To output the numpy array to a raster (e.g. a geotiff), you need to make use of the gdal python bindings.
Irregularly gridded points
Often, your data won’t be regularly spaced. Now you need to consider methods specifically dealing with this, including the conversion of your points to regularly gridded data, which will require averaging or some sort of function. What if multiple points fall within the area of a raster cell?
R Code
Using R, irregular points can be converted to a grid using raster’s rasterize
function.
library(raster)
library(sp)
f<-"/your/path/irregular_points.xyz"
pts <- read.table(f, header=FALSE, col.names=c("x", "y", "z")) # change accordingly - use read.csv for a csv!
# create a SpatialPointsDataFrame
coordinates(pts) = ~x+y
# create an empty raster object to the extent of the points
rast <- raster(ext=extent(pts), resolution=250)

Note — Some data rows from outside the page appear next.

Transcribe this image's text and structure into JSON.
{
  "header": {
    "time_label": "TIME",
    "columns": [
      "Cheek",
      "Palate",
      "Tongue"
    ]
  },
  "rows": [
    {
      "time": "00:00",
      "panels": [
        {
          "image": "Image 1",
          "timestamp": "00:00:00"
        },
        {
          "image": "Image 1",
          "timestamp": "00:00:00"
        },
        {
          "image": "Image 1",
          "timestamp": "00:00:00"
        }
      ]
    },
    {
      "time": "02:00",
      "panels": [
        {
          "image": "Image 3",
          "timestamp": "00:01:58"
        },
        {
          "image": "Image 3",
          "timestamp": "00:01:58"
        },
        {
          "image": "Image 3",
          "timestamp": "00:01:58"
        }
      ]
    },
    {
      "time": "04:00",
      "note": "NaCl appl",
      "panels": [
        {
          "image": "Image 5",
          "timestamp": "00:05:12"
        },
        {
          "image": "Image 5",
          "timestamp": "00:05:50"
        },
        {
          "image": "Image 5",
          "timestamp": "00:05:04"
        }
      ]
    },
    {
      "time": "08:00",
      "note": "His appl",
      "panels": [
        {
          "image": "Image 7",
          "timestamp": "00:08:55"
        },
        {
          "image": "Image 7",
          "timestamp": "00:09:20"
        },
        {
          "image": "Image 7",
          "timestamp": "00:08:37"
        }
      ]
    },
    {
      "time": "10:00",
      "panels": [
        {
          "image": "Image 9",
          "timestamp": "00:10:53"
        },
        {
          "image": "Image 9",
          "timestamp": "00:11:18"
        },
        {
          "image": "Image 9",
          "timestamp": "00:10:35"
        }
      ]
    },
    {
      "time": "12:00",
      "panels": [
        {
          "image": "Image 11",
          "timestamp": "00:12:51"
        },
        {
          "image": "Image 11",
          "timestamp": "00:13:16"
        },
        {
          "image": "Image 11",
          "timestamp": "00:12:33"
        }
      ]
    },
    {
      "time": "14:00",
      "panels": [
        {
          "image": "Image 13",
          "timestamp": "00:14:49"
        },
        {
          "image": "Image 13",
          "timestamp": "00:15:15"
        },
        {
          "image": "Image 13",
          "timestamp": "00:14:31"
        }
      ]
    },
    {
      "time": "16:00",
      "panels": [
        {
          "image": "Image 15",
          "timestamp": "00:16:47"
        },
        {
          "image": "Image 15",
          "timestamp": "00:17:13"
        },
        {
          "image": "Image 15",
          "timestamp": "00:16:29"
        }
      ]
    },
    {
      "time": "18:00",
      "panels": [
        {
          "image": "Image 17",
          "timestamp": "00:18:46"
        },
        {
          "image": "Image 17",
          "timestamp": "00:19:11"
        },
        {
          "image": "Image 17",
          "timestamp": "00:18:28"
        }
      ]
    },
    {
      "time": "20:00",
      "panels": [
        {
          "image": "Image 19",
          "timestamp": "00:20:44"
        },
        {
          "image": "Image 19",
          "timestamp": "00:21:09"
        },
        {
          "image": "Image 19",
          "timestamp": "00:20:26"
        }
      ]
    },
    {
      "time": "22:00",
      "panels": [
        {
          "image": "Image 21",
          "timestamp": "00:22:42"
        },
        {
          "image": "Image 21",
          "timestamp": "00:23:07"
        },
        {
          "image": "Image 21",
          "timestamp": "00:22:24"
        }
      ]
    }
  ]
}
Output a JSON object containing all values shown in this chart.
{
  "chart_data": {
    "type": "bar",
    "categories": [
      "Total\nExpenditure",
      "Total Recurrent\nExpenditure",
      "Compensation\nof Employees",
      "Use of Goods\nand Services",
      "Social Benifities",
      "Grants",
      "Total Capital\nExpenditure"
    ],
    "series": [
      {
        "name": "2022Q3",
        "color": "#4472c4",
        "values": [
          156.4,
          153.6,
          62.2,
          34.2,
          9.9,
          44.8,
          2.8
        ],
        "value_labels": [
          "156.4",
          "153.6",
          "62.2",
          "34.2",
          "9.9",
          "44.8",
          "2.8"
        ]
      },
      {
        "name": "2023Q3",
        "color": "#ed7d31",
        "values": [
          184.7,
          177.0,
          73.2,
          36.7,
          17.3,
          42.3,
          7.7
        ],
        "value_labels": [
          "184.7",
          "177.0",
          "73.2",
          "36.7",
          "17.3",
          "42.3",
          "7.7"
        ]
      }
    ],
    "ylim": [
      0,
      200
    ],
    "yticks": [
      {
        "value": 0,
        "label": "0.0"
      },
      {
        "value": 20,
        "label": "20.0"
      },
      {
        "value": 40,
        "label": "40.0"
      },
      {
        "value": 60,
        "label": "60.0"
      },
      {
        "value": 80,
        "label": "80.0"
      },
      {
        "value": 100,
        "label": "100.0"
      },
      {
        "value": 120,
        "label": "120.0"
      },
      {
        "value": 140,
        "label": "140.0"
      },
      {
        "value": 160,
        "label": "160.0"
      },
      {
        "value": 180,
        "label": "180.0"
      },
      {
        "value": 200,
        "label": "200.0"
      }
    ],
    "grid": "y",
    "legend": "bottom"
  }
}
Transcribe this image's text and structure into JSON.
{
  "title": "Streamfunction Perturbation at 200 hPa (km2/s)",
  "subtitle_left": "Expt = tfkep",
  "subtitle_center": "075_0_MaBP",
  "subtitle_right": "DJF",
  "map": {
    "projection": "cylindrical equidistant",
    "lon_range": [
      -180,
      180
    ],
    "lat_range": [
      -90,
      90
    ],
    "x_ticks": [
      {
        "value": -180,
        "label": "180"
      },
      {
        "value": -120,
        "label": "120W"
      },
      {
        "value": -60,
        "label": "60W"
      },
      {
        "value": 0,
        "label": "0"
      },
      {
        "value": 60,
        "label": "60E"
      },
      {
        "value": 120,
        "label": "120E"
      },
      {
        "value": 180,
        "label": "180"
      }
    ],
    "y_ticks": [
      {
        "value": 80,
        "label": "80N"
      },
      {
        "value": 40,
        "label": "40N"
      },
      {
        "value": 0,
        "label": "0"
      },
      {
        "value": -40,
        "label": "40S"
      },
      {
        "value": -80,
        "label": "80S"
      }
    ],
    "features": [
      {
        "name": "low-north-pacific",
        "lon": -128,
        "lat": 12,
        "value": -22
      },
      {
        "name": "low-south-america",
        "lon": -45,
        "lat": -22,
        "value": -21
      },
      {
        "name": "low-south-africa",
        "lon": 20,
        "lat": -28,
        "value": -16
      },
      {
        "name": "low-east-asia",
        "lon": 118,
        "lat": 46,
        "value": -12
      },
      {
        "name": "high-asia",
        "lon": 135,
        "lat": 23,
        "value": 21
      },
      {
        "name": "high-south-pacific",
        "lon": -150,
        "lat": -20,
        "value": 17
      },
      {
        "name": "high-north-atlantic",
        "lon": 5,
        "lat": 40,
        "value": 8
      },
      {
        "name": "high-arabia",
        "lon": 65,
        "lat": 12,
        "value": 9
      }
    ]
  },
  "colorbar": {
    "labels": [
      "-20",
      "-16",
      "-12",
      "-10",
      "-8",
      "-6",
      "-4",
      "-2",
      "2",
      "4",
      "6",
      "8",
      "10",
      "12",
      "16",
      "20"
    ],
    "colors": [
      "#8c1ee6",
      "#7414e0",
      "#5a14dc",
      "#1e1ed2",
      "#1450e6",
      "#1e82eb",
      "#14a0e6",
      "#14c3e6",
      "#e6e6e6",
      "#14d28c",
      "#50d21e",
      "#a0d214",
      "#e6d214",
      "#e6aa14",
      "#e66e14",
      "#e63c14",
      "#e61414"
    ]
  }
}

# rasterize your irregular points
rasOut<-rasterize(pts, rast, pts$z, fun = mean) # we use a mean function here to regularly grid the irregular input points
#write it out as a geotiff
fout="my_raster.tif"
writeRaster(rasOut, fout, format="GTiff")
Python equivalent…
The equivalent in python can again be achieved using numpy a fantastic overview of the process again available here from Joe Kington. To summarize, irregular points can be binned onto a grid through use of numpy’s histogram function:
import numpy as np
import matplotlib.pyplot as plt
# Make some random data
np.random.seed(1977)
x, y, z = np.random.random((3, 50))
# Bin the data onto a 10x10 grid
# Have to reverse x & y due to row-first indexing
zi, yi, xi = np.histogram2d(y, x, bins=(10,10), weights=z, normed=False)
counts, _, _ = np.histogram2d(y, x, bins=(10,10))
zi = zi / counts
zi = np.ma.masked_invalid(zi)
#plot it
fig, ax = plt.subplots()
ax.pcolormesh(xi, yi, zi, edgecolors='black')
scat = ax.scatter(x, y, c=z, s=200)
fig.colorbar(scat)
ax.margins(0.05)
plt.show()
Which looks like this:
Again, to get this into a geotiff, have a look at the gdal python bindings.